C-5045/2022 Page 25 9. 9.1 Selon la jurisprudence, il y a lieu de conclure à l’absence d’une atteinte à la santé ouvrant le droit aux prestations d’assurance, si les limitations liées à l’exercice d’une activité lucrative résultent d’une exagération des symptômes ou d’une constellation semblable, et ce même si les caractéristiques d’un trouble somatoforme douloureux – respectivement d’une affection psychosomatique comparable – au sens de la classification sont réalisées. Des indices d’une telle exagération apparaissent notamment en cas de discordance entre les douleurs décrites et le comportement observé, d’allégation d’intenses douleurs dont les caractéristiques demeurent vagues, d’absence de demande de soins, de grandes divergences entre les informations fournies par le patient et celles ressortant de l’anamnèse, de plaintes très démonstratives laissant insensible l’expert, ainsi que d’allégation de lourds handicaps malgré un environnement psycho-social intact. S’il est évident dans le cas d’espèce qu’il existe des motifs excluant la reconnaissance d’une atteinte à la santé, il n’existe d’emblée aucun fondement pour une rente d’invalidité (cf.
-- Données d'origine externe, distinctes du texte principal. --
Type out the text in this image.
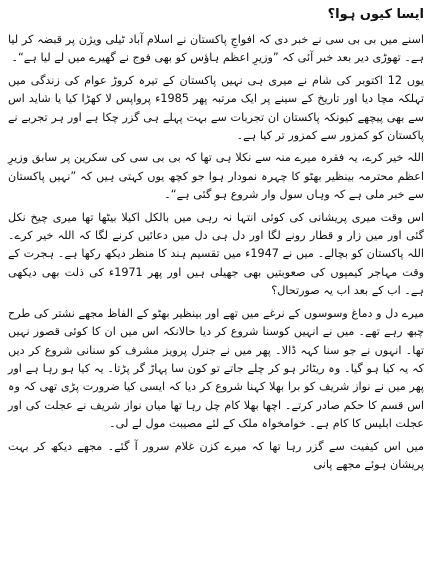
ایسا کیوں ہوا؟

اسنے میں بی بی سی نے خبر دی کہ افواجِ پاکستان نے اسلام آباد ٹیلی ویژن پر قبضہ کر لیا ہے۔ تھوڑی دیر بعد خبر آئی کہ ”وزیرِ اعظم ہاؤس کو بھی فوج نے گھیرے میں لے لیا ہے“۔

یوں 12 اکتوبر کی شام نے میری ہی نہیں پاکستان کے تیرہ کروڑ عوام کی زندگی میں تہلکہ مچا دیا اور تاریخ کے سینے پر ایک مرتبہ پھر 1985ء پرواپس لا کھڑا کیا یا شاید اس سے بھی پیچھے کیونکہ پاکستان ان تجربات سے بہت پہلے ہی گزر چکا ہے اور ہر تجربے نے پاکستان کو کمزور سے کمزور تر کیا ہے۔

اللہ خیر کرے، یہ فقرہ میرے منہ سے نکلا ہی تھا کہ بی بی سی کی سکرین پر سابق وزیرِ اعظم محترمہ بینظیر بھٹو کا چہرہ نمودار ہوا جو کچھ یوں کہتی ہیں کہ ”نہیں پاکستان سے خبر ملی ہے کہ وہاں سول وار شروع ہو گئی ہے“۔

اس وقت میری پریشانی کی کوئی انتہا نہ رہی میں بالکل اکیلا بیٹھا تھا میری چیخ نکل گئی اور میں زار و قطار رونے لگا اور دل ہی دل میں دعائیں کرنے لگا کہ اللہ خیر کرے۔ اللہ پاکستان کو بچالے۔ میں نے 1947ء میں تقسیم ہند کا منظر دیکھ رکھا ہے۔ ہجرت کے وقت مہاجر کیمپوں کی صعوبتیں بھی جھیلی ہیں اور پھر 1971ء کی ذلت بھی دیکھی ہے۔ اب کے بعد اب یہ صورتحال؟

میرے دل و دماغ وسوسوں کے نرغے میں تھے اور بینظیر بھٹو کے الفاظ مجھے نشتر کی طرح چبھ رہے تھے۔ میں نے انہیں کوسنا شروع کر دیا حالانکہ اس میں ان کا کوئی قصور نہیں تھا۔ انہوں نے جو سنا کہہ ڈالا۔ پھر میں نے جنرل پرویز مشرف کو سنانی شروع کر دیں کہ یہ کیا ہو گیا۔ وہ ریٹائر ہو کر چلے جاتے تو کون سا پہاڑ گر پڑتا۔ یہ کیا ہو رہا ہے اور پھر میں نے نواز شریف کو برا بھلا کہنا شروع کر دیا کہ ایسی کیا ضرورت پڑی تھی کہ وہ اس قسم کا حکم صادر کرتے۔ اچھا بھلا کام چل رہا تھا میاں نواز شریف نے عجلت کی اور عجلت ابلیس کا کام ہے۔ خوامخواہ ملک کے لئے مصیبت مول لے لی۔

میں اس کیفیت سے گزر رہا تھا کہ میرے کزن غلام سرور آ گئے۔ مجھے دیکھ کر بہت پریشان ہوئے مجھے پانی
ATF 141 V 281 consid. 2.2 ; arrêts du TF 8C_291/2016 du 12 août 2016 consid. 2.2, 9C_16/2016 du 14 juin 2016 consid. 3.2). 9.2 En l’occurrence, il ressort du rapport d’expertise rhumato-psychiatrique BEM (...) du 22 septembre 2021 : – des discordances importantes entre les plaintes de l’assuré et le comportement observé : – une incapacité partielle (« extrêmement difficile »), en présence de l’experte, à l’habillage et au déshabillage qui, aux dires de l’assuré, nécessitaient au quotidien l’aide de son frère (AI p. 531), néanmoins effectués sans aide une fois l’assuré seul dans la salle d’examen (AI p. 536) ; – des plaintes douloureuses sans explications anatomiques (AI p. 525, 528) ; – un défaut de prise d’antalgiques (Tramadol) malgré l’importance des douleurs décrites (AI p. 526, 537, 555) ; – l’allégation d’une impotence fonctionnelle majeure du membre supérieur gauche malgré l’absence d’amyotrophie démontrant objectivement une utilisation persistante de ce dernier (AI p. 526, 538) ; – des manifestations théâtrales d’impotence corporelle complète (allant jusqu’à rendre l’observation impossible avec notamment des
C-5045/2022 Page 26 incapacités alléguées de se coucher sur la table d’examen et de marcher normalement) pour laquelle il n’y a aucune explication (AI p. 526, 536, 538) ; – une attitude recroquevillée du patient qui n’est pas expliquée (AI p. 538) ; – l’allégation d’intenses douleurs dont les caractéristiques demeurent vagues : – une symptomatologie douloureuse diffuse avec de violentes douleurs au bras gauche accidenté mais aussi au bras droit et au dos (cervicales), des douleurs aux deux jambes irradiant jusqu’aux orteils et l’empêchant d’être pieds nus, beaucoup de migraines, ainsi que des douleurs brûlantes sur la partie haute du corps comme s’il avait pris un coup de soleil (AI p. 528, 538) ; – des grimaces de type douloureux (AI p. 540) ; – de grandes divergences entre les informations fournies par le patient et celles ressortant de l’anamnèse : – une allégation d’impotence respectivement d’inutilisation du membre supérieur gauche contredites par l’absence d’amyotrophie de ce membre (AI p. 472) ; – une attitude inconséquente de l’assuré qui a déclaré lors de l’expertise du 8 juillet 2021 ne pas comprendre pourquoi il se trouvait devant un psychiatre et a nié une pathologie psychique (AI p. 540), alors même qu’il a indiqué à l’OCAS que « tout ce bouleversement commen[çait] à altérer sérieusement [s]on état psychologique » (cf. courrier du 9 décembre 2020 [AI p. 475]) et « qu’il avait envie de se jeter d’un pont » (cf. note téléphonique du 1 er février 2021 [AI p. 477]) ; – des plaintes très démonstratives laissant insensibles les expertes : – « des éléments d’autolimitations avec un comportement théâtral et une exagération infantile. L’assuré a gardé une attitude tout à fait inadaptée, ne regardant jamais ni l’experte, ni la pièce, étant recroquevillé sur lui-même, comme s’il cherchait à apitoyer l’experte » (AI p. 526, 551) ; – une absence de demande de soins malgré les plaintes : – le refus des traitements par l’assuré respectivement la non- compliance aux traitements préconisés (AI p. 523 526, 538) ;
C-5045/2022 Page 27 – le refus d’un suivi psychiatrique (AI p. 526, 551, 578) ; – la non-compliance aux médications antalgique et antidépressive prescrites (537, 549 s., 555 ss).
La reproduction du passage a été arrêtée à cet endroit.